İstanbul’un birçok ilçesinden daha az nüfusa sahip olan bir il için ‘aşırı’ olarak nitelendirilebilecek bu ‘önlem’ haliyle tepkilere sebep oldu. Seyahat vs. başta olmak üzere kişisel özgürlükler, PCR testlerinin başarı oranı hakkındaki iddialar vb. şeklinde tezahür eden eleştiriler önemli noktalara dikkat çekmekle birlikte kısa sürede iş farklı raddeye ulaştı. Aşı karşıtı hatta koronavirüsün gerçekliği sorgulayan(!) komplocu olarak nitelenebilecek kullanıcılar aynı hashtag etrafında toplanmaya başladı. Özetle, ifrattan yine tefrit doğru.

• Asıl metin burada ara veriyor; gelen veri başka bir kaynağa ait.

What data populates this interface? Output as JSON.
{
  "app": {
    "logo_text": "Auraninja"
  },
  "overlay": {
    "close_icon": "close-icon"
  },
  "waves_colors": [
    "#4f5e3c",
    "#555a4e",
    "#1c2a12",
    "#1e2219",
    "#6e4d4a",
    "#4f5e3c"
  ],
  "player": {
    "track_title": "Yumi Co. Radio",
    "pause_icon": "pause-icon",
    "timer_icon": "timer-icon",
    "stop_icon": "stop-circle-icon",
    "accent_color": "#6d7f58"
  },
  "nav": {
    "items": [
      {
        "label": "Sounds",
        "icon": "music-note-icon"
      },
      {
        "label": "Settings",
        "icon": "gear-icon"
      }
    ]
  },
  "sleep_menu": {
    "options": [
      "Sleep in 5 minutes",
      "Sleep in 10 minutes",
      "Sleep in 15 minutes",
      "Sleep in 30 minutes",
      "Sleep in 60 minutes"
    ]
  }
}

Öncelikle salgın önlemleri anlaşılabilir oldukları müddetçe gereklilikleri tartışılmaması gereken hususlar olarak önümüzde duruyor. Netice itibariyle tam olarak çaresi hala bulunamamış bir hastalıkla uğraşıyoruz. O halde tedbirli davranmak her açıdan en doğru karar olacaktır. Ancak Valiliğin merkezi hükümete ‘klark’ çekercesine işlettiği ‘önlem’ uygulamaları mantık sınırlarını zorlayınca ortaya başka sıkıntılar çıkıyor. Ankara'ya 'çalışıyoruz!' görüntüsü vermek için yapıldığı belli olan zorunlu test uygulaması bu duruma başarılı bir örnek.
Netice olarak yine dengeli bir zeminde ilerlemeyen devlet-devlet ve devlet-toplum ilişkileri her anlamda sağlığımızı tehdit etmeye devam ediyor!